Are you fucking kidding?

No.

I read the rest of the article.

This is some kind of joke, right?

I’m not a person who has great faith in the general intelligence and decency of humanity, quite the opposite, but even I can’t believe this is real. No way.

Maybe one in a million people could be manipulated in that way… but dozens?

I mean…

er…

okay then.

"Although a McDonald’s security executive had sent a 10- to 15-second voice message to every store in the region about hoax calls about a week before the Mount Washington incident, Siddons, the manager there, said in her deposition that it didn’t mention strip-searches. "

Okay, so there were warnings saying “be on the lookout for unusual people calling asking you to do weird things” I’m guessing, but since they didn’t mention strip searches, they served no warning at all.

I mean… there are like 82 levels of thought, any one of which would tell you “hey, something is wrong here, abort!” and it would only take one.
“The company also failed to execute a plan it had developed to send warning stickers to be placed on the headset and cradle of the phone in every store, Peaster, McDonald’s global security director, said in a deposition.”

YOU NEED STICKERS ON THE PHONE TO REALIZE “HI I’M A COP NOW DO HORRIBLE THINGS” MIGHT NOT BE LEGIT?

retires from humanity

Knowing our society, maybe she’ll win 5 million dollars from her lawsuit.

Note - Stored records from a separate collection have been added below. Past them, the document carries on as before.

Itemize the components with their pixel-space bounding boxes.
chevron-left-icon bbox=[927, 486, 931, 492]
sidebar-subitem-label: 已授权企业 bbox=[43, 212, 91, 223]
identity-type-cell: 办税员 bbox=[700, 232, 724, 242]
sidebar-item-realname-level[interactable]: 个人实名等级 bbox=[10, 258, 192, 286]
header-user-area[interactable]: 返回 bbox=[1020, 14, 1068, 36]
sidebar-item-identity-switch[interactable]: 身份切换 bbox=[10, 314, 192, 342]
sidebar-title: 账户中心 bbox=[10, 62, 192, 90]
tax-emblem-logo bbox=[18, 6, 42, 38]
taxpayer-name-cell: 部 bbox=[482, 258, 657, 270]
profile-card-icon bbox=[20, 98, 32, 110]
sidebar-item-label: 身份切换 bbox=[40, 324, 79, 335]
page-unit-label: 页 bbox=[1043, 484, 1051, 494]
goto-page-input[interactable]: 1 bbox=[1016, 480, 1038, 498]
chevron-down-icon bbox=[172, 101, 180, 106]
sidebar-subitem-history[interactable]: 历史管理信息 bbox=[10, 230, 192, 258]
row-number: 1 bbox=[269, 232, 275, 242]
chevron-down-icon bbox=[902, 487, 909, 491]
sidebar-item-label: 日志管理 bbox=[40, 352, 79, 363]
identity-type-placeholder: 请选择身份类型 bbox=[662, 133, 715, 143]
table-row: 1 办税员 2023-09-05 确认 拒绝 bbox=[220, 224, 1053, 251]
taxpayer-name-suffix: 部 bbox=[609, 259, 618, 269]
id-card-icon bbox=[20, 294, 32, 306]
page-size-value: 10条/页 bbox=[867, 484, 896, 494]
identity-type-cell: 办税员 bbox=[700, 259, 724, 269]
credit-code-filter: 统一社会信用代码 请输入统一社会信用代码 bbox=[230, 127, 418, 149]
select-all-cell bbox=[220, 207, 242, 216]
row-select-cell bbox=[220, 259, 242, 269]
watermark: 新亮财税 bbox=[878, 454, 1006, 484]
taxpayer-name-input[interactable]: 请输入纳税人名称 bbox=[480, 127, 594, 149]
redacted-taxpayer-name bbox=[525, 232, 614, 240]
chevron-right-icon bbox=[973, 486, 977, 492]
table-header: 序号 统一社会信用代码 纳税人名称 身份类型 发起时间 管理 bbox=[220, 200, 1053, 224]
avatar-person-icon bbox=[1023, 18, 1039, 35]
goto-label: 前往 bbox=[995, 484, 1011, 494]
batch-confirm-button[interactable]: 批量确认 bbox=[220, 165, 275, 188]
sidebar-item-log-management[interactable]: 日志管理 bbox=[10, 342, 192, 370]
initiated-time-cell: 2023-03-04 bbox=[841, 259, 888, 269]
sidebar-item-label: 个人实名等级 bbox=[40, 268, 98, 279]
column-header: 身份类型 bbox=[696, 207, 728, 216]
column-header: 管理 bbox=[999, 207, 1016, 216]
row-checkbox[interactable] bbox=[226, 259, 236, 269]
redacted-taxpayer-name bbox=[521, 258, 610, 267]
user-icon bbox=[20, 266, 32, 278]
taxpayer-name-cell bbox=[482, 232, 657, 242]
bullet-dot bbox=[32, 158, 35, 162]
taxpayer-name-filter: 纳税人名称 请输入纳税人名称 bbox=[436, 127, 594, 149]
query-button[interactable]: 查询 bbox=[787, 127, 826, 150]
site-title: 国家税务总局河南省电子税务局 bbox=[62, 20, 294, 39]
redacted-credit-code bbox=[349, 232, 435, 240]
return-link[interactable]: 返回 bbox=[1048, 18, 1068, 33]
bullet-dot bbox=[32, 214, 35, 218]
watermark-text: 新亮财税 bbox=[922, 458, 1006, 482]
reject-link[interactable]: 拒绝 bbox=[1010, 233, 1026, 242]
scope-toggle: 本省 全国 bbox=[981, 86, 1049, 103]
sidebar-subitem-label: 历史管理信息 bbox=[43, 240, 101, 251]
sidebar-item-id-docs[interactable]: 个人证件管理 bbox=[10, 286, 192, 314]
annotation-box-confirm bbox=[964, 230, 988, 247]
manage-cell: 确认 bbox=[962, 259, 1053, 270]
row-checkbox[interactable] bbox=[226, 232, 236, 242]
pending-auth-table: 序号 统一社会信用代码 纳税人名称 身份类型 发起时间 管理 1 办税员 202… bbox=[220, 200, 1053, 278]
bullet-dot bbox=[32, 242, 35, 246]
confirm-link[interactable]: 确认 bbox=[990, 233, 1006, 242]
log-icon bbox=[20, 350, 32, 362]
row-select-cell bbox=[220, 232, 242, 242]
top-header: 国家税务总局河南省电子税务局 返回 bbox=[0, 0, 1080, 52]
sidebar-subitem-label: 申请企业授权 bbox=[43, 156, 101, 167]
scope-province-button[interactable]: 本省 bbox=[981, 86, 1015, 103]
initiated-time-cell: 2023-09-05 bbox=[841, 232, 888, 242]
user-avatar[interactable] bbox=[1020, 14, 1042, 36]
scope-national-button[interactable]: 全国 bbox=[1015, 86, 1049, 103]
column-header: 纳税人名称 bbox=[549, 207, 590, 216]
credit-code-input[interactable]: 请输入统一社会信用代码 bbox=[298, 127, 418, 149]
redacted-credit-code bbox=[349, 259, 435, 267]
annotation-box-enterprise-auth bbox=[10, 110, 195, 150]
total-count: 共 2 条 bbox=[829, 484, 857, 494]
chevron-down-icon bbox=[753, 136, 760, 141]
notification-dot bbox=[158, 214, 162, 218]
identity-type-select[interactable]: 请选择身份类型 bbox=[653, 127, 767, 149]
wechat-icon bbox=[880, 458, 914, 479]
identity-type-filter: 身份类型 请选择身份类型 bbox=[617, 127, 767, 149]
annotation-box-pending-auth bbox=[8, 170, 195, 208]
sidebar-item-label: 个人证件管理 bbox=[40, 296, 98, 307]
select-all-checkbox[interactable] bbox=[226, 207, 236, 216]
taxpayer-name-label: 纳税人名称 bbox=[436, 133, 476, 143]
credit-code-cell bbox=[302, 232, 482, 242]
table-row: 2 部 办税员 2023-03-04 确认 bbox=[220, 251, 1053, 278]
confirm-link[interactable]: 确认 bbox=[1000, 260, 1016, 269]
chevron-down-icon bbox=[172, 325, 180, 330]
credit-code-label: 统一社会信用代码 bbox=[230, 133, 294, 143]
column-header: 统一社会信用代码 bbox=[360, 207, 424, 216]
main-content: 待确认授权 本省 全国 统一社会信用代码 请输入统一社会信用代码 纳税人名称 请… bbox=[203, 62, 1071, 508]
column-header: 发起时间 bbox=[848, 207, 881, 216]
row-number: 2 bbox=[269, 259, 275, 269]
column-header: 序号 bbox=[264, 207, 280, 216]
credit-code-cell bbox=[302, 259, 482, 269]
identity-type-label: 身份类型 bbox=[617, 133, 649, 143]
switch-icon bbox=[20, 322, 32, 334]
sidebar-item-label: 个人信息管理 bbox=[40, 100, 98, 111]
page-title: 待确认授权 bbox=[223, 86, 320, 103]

Bizarre.

If the manager used physical intimidation, then he deserves more punishment than the caller. I mean - if I say “hey, kill that guy over there” to a stranger, and you do, you’re more at fault than I am.

Read up on the Milgram experiments, mentioned briefly in kimera’s link above, with more information here. It’s fascinating and depressing in equal measure.

I have, but I don’t view the situations as analogous.

In the Milgrim experiment, the person you’re hurting was supposed to have volunteered for the experiment, knowing that they’d be hurt. Given that scenario, I don’t find it all that surprising that people were willing to continue on with the experiments that the subjects were volunteering to do. While it is indeed depressing how easily people are ordered around and submit themselves to authority figures, I don’t see the Milgrim experiment as a particularly bad example of that.

This, though, is just mind-bogglingly stupid.